My grandfather's radio was arguably the toughest piece of equipment I ever knew. Thrown into the trenches all by itself, it would have won wars for him. Even though the TV endured the odd catastrophe, the radio endured - and often won - battles of attrition on a daily basis, and yet remained as graceful in its victories as it was in the many stalemates (it never lost). It would stretch the tape of a C. T. Fernando cassette to the point that it sounded more like a gramophone, but the five year-old that fell asleep to those romantic tunes couldn't care less. Its worn out tuner was dysfunctional and only my Grandfather knew how to tune it. I always suspected that if he shook it violently, it would tune into 'Yes FM', fling it from side to side and it caught up with 'Gold FM', turn it upside down and it was Sirasa... and so on.

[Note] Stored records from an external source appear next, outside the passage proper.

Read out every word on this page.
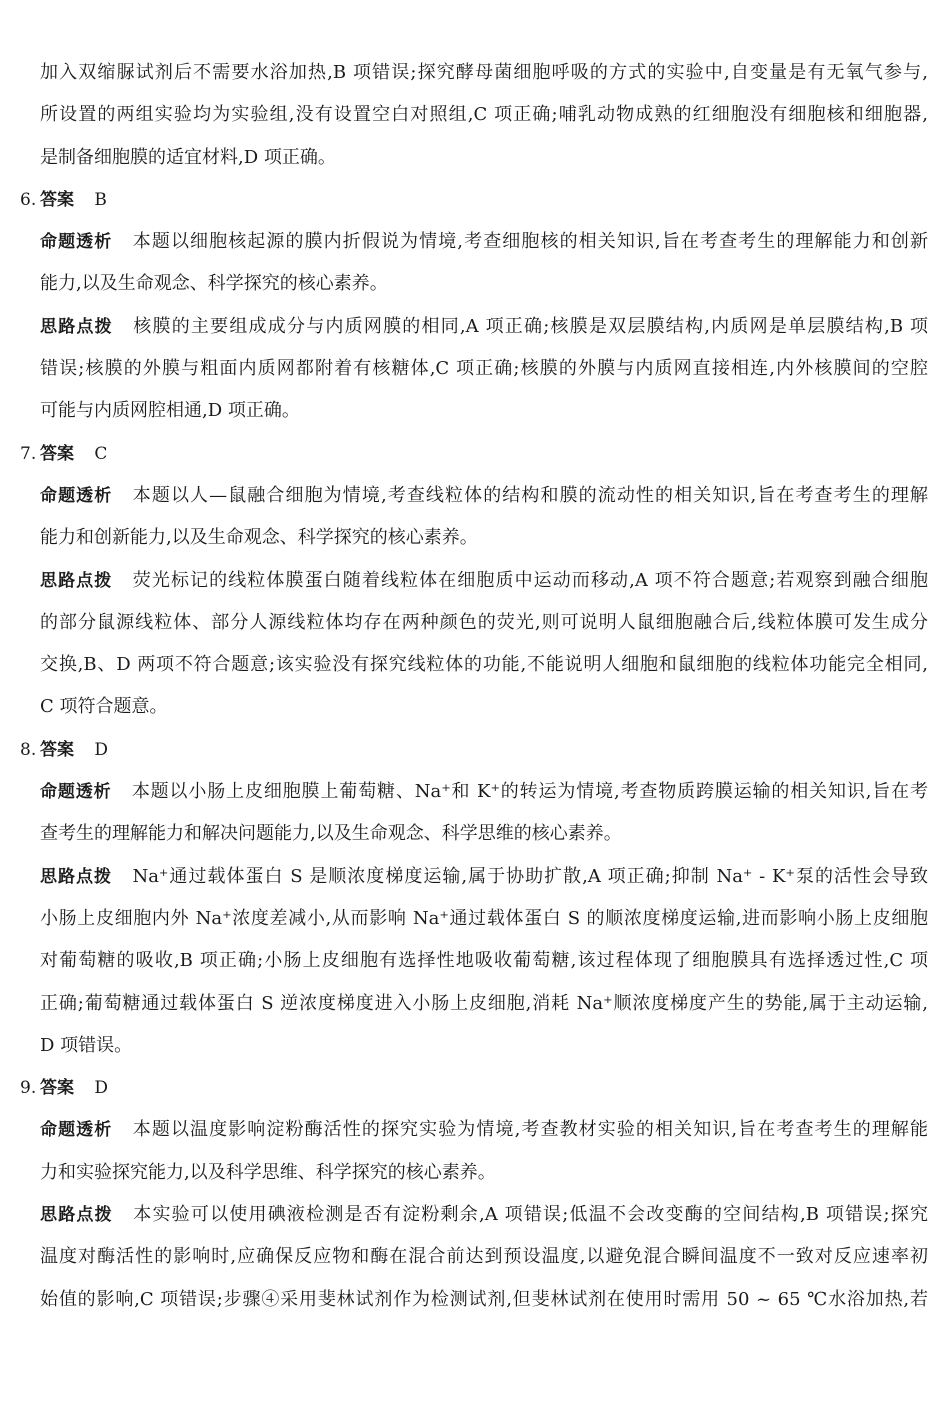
加入双缩脲试剂后不需要水浴加热,B 项错误;探究酵母菌细胞呼吸的方式的实验中,自变量是有无氧气参与,
所设置的两组实验均为实验组,没有设置空白对照组,C 项正确;哺乳动物成熟的红细胞没有细胞核和细胞器,
是制备细胞膜的适宜材料,D 项正确。
6. 答案 B
命题透析 本题以细胞核起源的膜内折假说为情境,考查细胞核的相关知识,旨在考查考生的理解能力和创新
能力,以及生命观念、科学探究的核心素养。
思路点拨 核膜的主要组成成分与内质网膜的相同,A 项正确;核膜是双层膜结构,内质网是单层膜结构,B 项
错误;核膜的外膜与粗面内质网都附着有核糖体,C 项正确;核膜的外膜与内质网直接相连,内外核膜间的空腔
可能与内质网腔相通,D 项正确。
7. 答案 C
命题透析 本题以人—鼠融合细胞为情境,考查线粒体的结构和膜的流动性的相关知识,旨在考查考生的理解
能力和创新能力,以及生命观念、科学探究的核心素养。
思路点拨 荧光标记的线粒体膜蛋白随着线粒体在细胞质中运动而移动,A 项不符合题意;若观察到融合细胞
的部分鼠源线粒体、部分人源线粒体均存在两种颜色的荧光,则可说明人鼠细胞融合后,线粒体膜可发生成分
交换,B、D 两项不符合题意;该实验没有探究线粒体的功能,不能说明人细胞和鼠细胞的线粒体功能完全相同,
C 项符合题意。
8. 答案 D
命题透析 本题以小肠上皮细胞膜上葡萄糖、Na⁺和 K⁺的转运为情境,考查物质跨膜运输的相关知识,旨在考
查考生的理解能力和解决问题能力,以及生命观念、科学思维的核心素养。
思路点拨 Na⁺通过载体蛋白 S 是顺浓度梯度运输,属于协助扩散,A 项正确;抑制 Na⁺ - K⁺泵的活性会导致
小肠上皮细胞内外 Na⁺浓度差减小,从而影响 Na⁺通过载体蛋白 S 的顺浓度梯度运输,进而影响小肠上皮细胞
对葡萄糖的吸收,B 项正确;小肠上皮细胞有选择性地吸收葡萄糖,该过程体现了细胞膜具有选择透过性,C 项
正确;葡萄糖通过载体蛋白 S 逆浓度梯度进入小肠上皮细胞,消耗 Na⁺顺浓度梯度产生的势能,属于主动运输,
D 项错误。
9. 答案 D
命题透析 本题以温度影响淀粉酶活性的探究实验为情境,考查教材实验的相关知识,旨在考查考生的理解能
力和实验探究能力,以及科学思维、科学探究的核心素养。
思路点拨 本实验可以使用碘液检测是否有淀粉剩余,A 项错误;低温不会改变酶的空间结构,B 项错误;探究
温度对酶活性的影响时,应确保反应物和酶在混合前达到预设温度,以避免混合瞬间温度不一致对反应速率初
始值的影响,C 项错误;步骤④采用斐林试剂作为检测试剂,但斐林试剂在使用时需用 50 ~ 65 ℃水浴加热,若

The TV was more precious of course, because everyone knew that my father would have no interest in replacing it if it broke down. So it was an absolute horror when everyone was woken up by a loud bang early one morning to find that Rex - my dog - had pulled on the power chord and the TV had fallen off the stand - screen first!!! But of course, it survived. There was not even a scratch on the screen, despite a gaping crack in its casing on top and a dent on its outer metal frame. Placed on its stand and plugged back in, the screen flickered back on as if from a concussion - except the red cathode tube had a loose connection. It never fully recovered right through my teenage years, forever casting my memories of the 90s in a blue-green tinge!